The Nation (Nairobi)

Kenya: Trouble Spots Can Learn From Northern Ireland Peace Pact

opinion

Nairobi — The British army finally ended its longest continuous operation ever a couple of weeks ago. Military fanfare went AWOL. There should have been some celebration because a lesson valid elsewhere today remains.

Essentially, the army in Northern Ireland prevented warmongers and brewers of hatred from annihilating each other. Meanwhile, they became civilised. Hopefully, a relapse to barbarism will remain on vacation. Then the remaining 5,000 British troops can just train and expect no more exceptionally stupid wars.

The operation began in 1969. That's long after the sun's setting on the Empire became normal.
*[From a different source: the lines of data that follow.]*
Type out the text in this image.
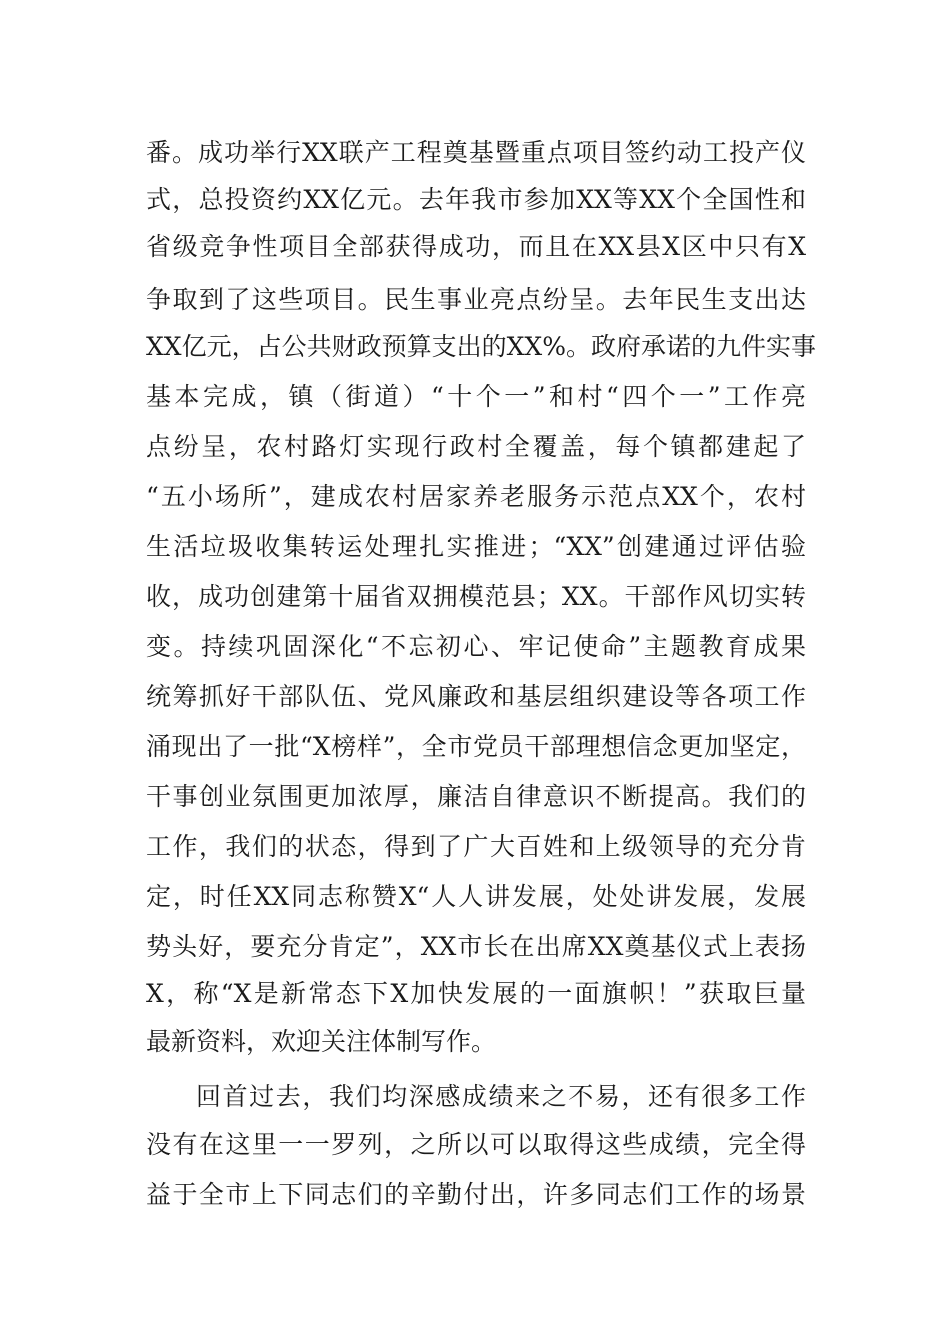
番。成功举行XX联产工程奠基暨重点项目签约动工投产仪
式，总投资约XX亿元。去年我市参加XX等XX个全国性和
省级竞争性项目全部获得成功，而且在XX县X区中只有X
争取到了这些项目。民生事业亮点纷呈。去年民生支出达
XX亿元，占公共财政预算支出的XX%。政府承诺的九件实事
基本完成，镇（街道）“十个一”和村“四个一”工作亮
点纷呈，农村路灯实现行政村全覆盖，每个镇都建起了
“五小场所”，建成农村居家养老服务示范点XX个，农村
生活垃圾收集转运处理扎实推进；“XX”创建通过评估验
收，成功创建第十届省双拥模范县；XX。干部作风切实转
变。持续巩固深化“不忘初心、牢记使命”主题教育成果
统筹抓好干部队伍、党风廉政和基层组织建设等各项工作
涌现出了一批“X榜样”，全市党员干部理想信念更加坚定，
干事创业氛围更加浓厚，廉洁自律意识不断提高。我们的
工作，我们的状态，得到了广大百姓和上级领导的充分肯
定，时任XX同志称赞X“人人讲发展，处处讲发展，发展
势头好，要充分肯定”，XX市长在出席XX奠基仪式上表扬
X，称“X是新常态下X加快发展的一面旗帜！”获取巨量
最新资料，欢迎关注体制写作。
回首过去，我们均深感成绩来之不易，还有很多工作
没有在这里一一罗列，之所以可以取得这些成绩，完全得
益于全市上下同志们的辛勤付出，许多同志们工作的场景
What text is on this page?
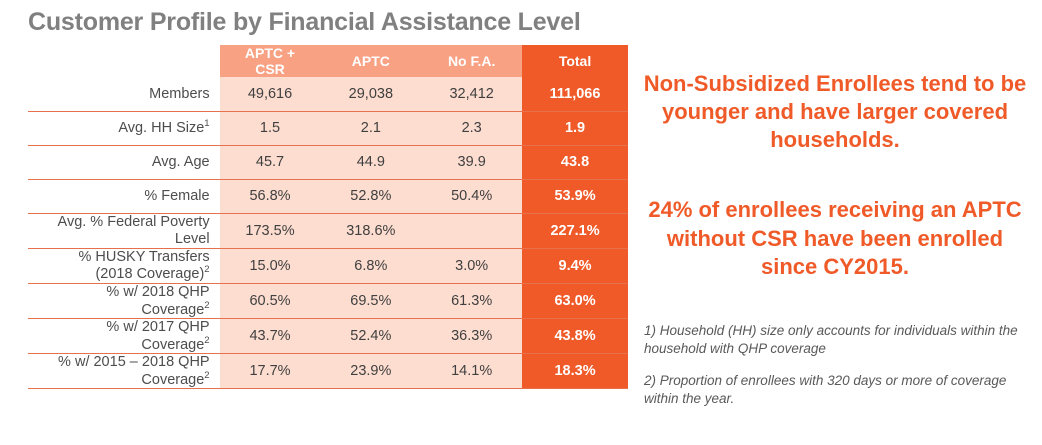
Customer Profile by Financial Assistance Level
	APTC + CSR	APTC	No F.A.	Total
Members	49,616	29,038	32,412	111,066
Avg. HH Size$^1$	1.5	2.1	2.3	1.9
Avg. Age	45.7	44.9	39.9	43.8
% Female	56.8%	52.8%	50.4%	53.9%
Avg. % Federal Poverty Level	173.5%	318.6%		227.1%
% HUSKY Transfers (2018 Coverage)$^2$	15.0%	6.8%	3.0%	9.4%
% w/ 2018 QHP Coverage$^2$	60.5%	69.5%	61.3%	63.0%
% w/ 2017 QHP Coverage$^2$	43.7%	52.4%	36.3%	43.8%
% w/ 2015 – 2018 QHP Coverage$^2$	17.7%	23.9%	14.1%	18.3%
Non-Subsidized Enrollees tend to be younger and have larger covered households.
24% of enrollees receiving an APTC without CSR have been enrolled since CY2015.

1) Household (HH) size only accounts for individuals within the household with QHP coverage

2) Proportion of enrollees with 320 days or more of coverage within the year.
By an interesting coincidence, a Labour Party prime minister, Harold Wilson, sent the troops and the last measures leading to the operation's end occurred under another Labour leader, Tony Blair.

When the operation began, the military brass, politicians and mandarins expected the troops to tidy things up within weeks. As it turned out, supposedly civilised folks slugged it longer than any natives they had "civilised" in, for example, Africa. Common sense remained on vacation.

The army and militarised police faced the Irish Republican army, splinter groups championing the same cause and unionists paramilitary groups. The republicans sought unity with the Republic of Ireland and the unionists continued pledge loyalty to His or Her Majesty.

Generally, the unionists claimed to be Protestants and republicans Catholics. Both used terror and refined it as an instrument of cowing humans long before Osama bin Laden became a household name. They were terrorists par excellence.

More than 300,000 army personnel served in the operation. At the height of what was called "The Troubles" - an understatement - some 27,000 troops were on the ground. A whole generation grew up under the barrel of the gun.

Kevin Myers of Belfast Telegraph newspaper wrote an article that praised most British troops for "steadfastness, decency and patience...through often appalling provocation." According to Myers, the IRA and company killed 697 soldiers. The British army killed 301 people. In contrast, the republicans killed 2,148 people, including their own.

It is not the purpose here to give a blow-by-blow account of the conflict and protracted negotiations. An outline will do. The root cause goes back to England's interference in the days of Queen Elizabeth I. Settlement of British and Scottish settlers in the 1600s added more poison. The conquerors and the conquered would live side-by-side, fear and resentment fermenting. Animosity became perennial. Only the intensity varied.

Granted independence

Fast forward to 1921. Britain granted the predominantly Catholic southern part of the island independence to become the Republic of Ireland, which retained constitutional claim to the self-governing and predominantly Protestant north.

There's no dispute the Northern Ireland government had little use for its Catholic citizens. Therefore, they went to the streets in the 1960s to demand rights even shaggy dogs deserve.

The government responded with an iron fist, lost control and appealed to Wilson. Year after year, venomous hatred became a way of life.

One theme right through events in Northern Ireland is extreme positions the protagonists held. In turn, that equalled reason to betrayal. The result was "The Troubles" that Myers described as "an imbecilic indulgence in aggressive nationalist self-pity which brought catastrophe on the communities it was supposed to liberate." He might have added "aggressive religiosity."

This indulgence afflicts people in other parts of the world today. Here are some examples: the Levant, Ceylon, Iraq, Iran, Sudan, Afghanistan, Cote d'Ivoire, and the Philippines - add your pick.

Conflict is solvable

The lesson from Northern Ireland is that even the most seemingly intractable conflict is resolvable, when common sense prevails over "aggressive indulgence" in whatever cause.